Admission to the program is competitive. Applicants must meet all of the following criteria: 1) be a matriculated, degree-seeking undergraduate student in the Fall 2021 semester (beginning or continuing college career in Fall 2021 and not graduating before December 2021; concurrent enrollment while in high school does not meet this eligibility requirement). Applicants do not need to be a University of Utah student. 2) eligible to work in the United States: If you are a University of Utah Dreamer (with or without DACA), you are eligible to participate. If you are a Dreamer from a different institution: If you have DACA, you are eligible to participate. If you do not have DACA, you are able to participate and gain research experience, but might not be able to be compensated.
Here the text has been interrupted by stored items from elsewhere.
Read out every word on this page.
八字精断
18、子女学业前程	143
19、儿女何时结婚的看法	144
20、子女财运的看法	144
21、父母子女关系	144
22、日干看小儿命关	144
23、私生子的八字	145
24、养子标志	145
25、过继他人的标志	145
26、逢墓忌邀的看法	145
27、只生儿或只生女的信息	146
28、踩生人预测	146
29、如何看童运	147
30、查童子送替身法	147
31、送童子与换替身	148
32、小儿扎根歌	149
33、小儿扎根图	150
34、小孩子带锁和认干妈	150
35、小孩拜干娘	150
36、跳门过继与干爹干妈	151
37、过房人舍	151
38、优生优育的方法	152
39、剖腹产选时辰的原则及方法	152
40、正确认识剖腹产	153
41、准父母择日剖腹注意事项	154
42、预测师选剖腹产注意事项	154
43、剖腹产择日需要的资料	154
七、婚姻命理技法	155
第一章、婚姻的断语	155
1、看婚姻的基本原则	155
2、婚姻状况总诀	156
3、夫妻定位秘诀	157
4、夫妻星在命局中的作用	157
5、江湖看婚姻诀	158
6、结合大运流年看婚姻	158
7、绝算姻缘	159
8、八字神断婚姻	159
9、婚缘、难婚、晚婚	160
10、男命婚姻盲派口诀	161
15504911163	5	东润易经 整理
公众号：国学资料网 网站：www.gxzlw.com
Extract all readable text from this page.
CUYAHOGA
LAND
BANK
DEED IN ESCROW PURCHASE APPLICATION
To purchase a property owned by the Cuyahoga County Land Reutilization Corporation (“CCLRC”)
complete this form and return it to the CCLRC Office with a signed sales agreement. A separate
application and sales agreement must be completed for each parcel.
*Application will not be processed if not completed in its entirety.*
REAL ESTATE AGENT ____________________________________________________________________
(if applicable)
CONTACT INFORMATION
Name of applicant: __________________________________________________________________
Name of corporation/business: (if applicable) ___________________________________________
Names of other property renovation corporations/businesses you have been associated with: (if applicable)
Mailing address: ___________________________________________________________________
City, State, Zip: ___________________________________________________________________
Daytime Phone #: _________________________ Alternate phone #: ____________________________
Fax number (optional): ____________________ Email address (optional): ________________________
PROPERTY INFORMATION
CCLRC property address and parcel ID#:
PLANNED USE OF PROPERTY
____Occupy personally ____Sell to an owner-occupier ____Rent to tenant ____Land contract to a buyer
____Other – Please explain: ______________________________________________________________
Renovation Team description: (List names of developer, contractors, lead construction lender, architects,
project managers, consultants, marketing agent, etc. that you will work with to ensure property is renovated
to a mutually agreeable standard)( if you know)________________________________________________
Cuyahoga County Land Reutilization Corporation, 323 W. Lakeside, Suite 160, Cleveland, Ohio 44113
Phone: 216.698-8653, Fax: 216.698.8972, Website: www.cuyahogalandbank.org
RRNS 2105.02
For more information, please contact Megan Shannahan at megan.shannahan@utah.edu or 801-581-2478. If you are an international student or scholar, you must either a) be a degree-seeking undergraduate student at an American institution of higher education and verify with your institution’s international center that your visa allows you to participate in this program, OR b) possess documentation that establishes your eligibility to work in the United States (if you hold US citizenship, it is likely you have these documents). 3) able to commit to approximately 35-40 hours per week of employment at the University of Utah for the entire duration of the program (May 26-August 5, 2021). 4) at least 18 years old by May 24, 2021 (required if you wish to use on-campus housing; preferred if you will not be using on-campus housing). Please note that no previous college coursework or previous research experience is required.